Hearthstone’s New Battlegrounds Mode Isn’t Meant To Be Competitive, Designers Say

Hearthstone’s always had a sense of playfulness; Tavern Brawls and wacky solo adventures change the rules and add bizarre new baddies. The game’s new auto-battler mode Battlegrounds follows in that vein, offering chaos and complexity that should appeal to both newbies and hardcore players.

Battlegrounds, which was announced at Blizzcon earlier this month, adds a spin on the auto-battler craze. Auto-battlers like Dota Underlord and Teamfight Tactics do exactly what they say on the tin: you place your units and they automatically battle, smacking each other in the dang face until one side wins. Those games find their roots in MOBAs, which are notoriously complex and intimidating for new players. Blizzard games always bridged the gap between depth and accessibility for me; I started playing Heroes of the Storm earlier this year and found it a good way to grasp the MOBA genre. Could Battlegrounds do the same with me and auto-battlers?

Here’s how it plays out if you’re new: eight players jump into a match, each selecting a hero at the start from a random group of three. These heroes have powers ranging from a passive health boost to active abilities like buffing specific classes of cards. Each round, a random selection of cards falls into your “tavern” where you can draft minions using currency or spend that currency to upgrade to get better cards. Like other auto-battlers, collecting additional copies of a unit gives you the option to upgrade that unit into a better version. Cards can be placed in any order, with the leftmost card always attacking first. Cards attack random targets until one side wins. That’s a tried and true auto-battling set-up but adding hero powers and bonkers card effects makes it feel like anyone can succeed.

“A lot of it is geared towards fun,” game director Ben Lee told me at Blizzcon. “This isn’t something we want to be highly competitive.”

“For players like me, who are not into the hardcore ‘I have to dominate’ mindset, there’s a feeling that the top four is winning,” creative director Ben Thompson added.

It’s felt that way as I’ve played it. It’s possible to play strategically and level up cards so they have ridiculous stats—I’ve seen cards with attack values in the nineties that can crush basically anything in one hit—but Hearthstone’s various card effects also make it possible to find your footing even if you haven’t leveled up equally powerful cards. That Pogo Hopper with obscene stats? Maybe I get a poisonous card that lands a lucky hit, destroying it and winning me the match up.

“When you’re playing standard, it’s me versus another person,” Thompson said. “Eight players opens up a lot of doors. There’s a quality about wondering what will happen.”

That chaos, that sense of not knowing what comes next makes it possible for anyone to win. For my first Battlegrounds victory, I stumbled into picking the boisterous demon dude Jaraxxus, whose hero power can increase demon minions’ stats each turn if you spend some gold. Stat increases remain in place throughout each round, and I went from wide-eyed newbie to unstoppable demonic horde leader over the course of several rounds. Sure, I still needed to understand how cards worked and play properly. I also happened to be in the right place at the right time. It felt awesome.

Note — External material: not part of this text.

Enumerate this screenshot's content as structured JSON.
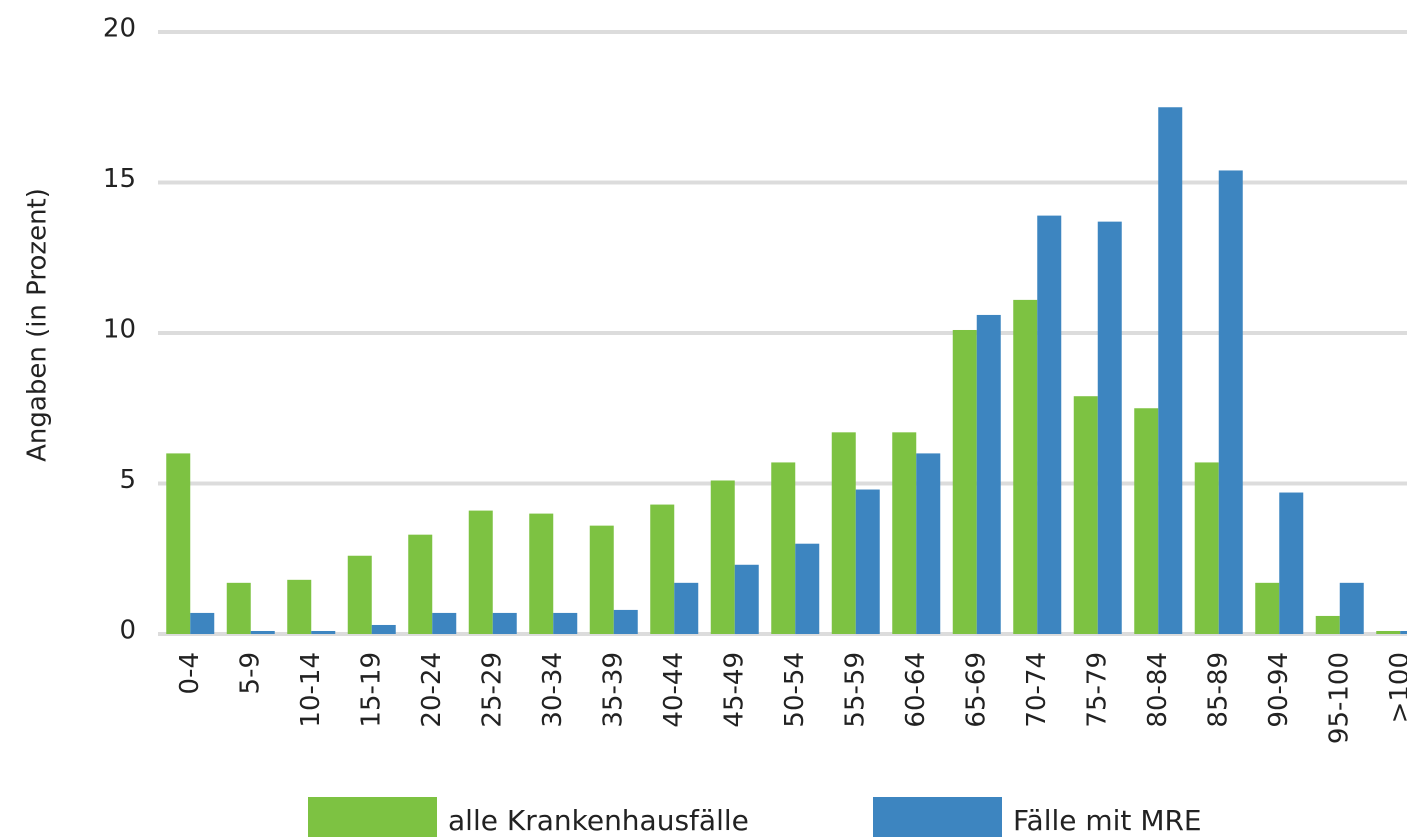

In spite of recent controversies that rocked Blizzard both externally and internally—Lee told Kotaku that the initial punishment of Hearthstone pro Chung “Blitzchung” Ng Wai was “too harsh”—Hearthstone builds itself around one notion: sit down by the fire, play a few rounds. It’s less of a game you play than a place you go. It takes all sorts to fill a bar. There are regulars dropping by at the end of the day, there’s the hardcore darts league keeping score in the corner. There are also those dudes arm wrestling at the back table, with far too many chips and guac and booze in their system. Battlegrounds has that vibe down pat: loud, silly, and a lot of fun.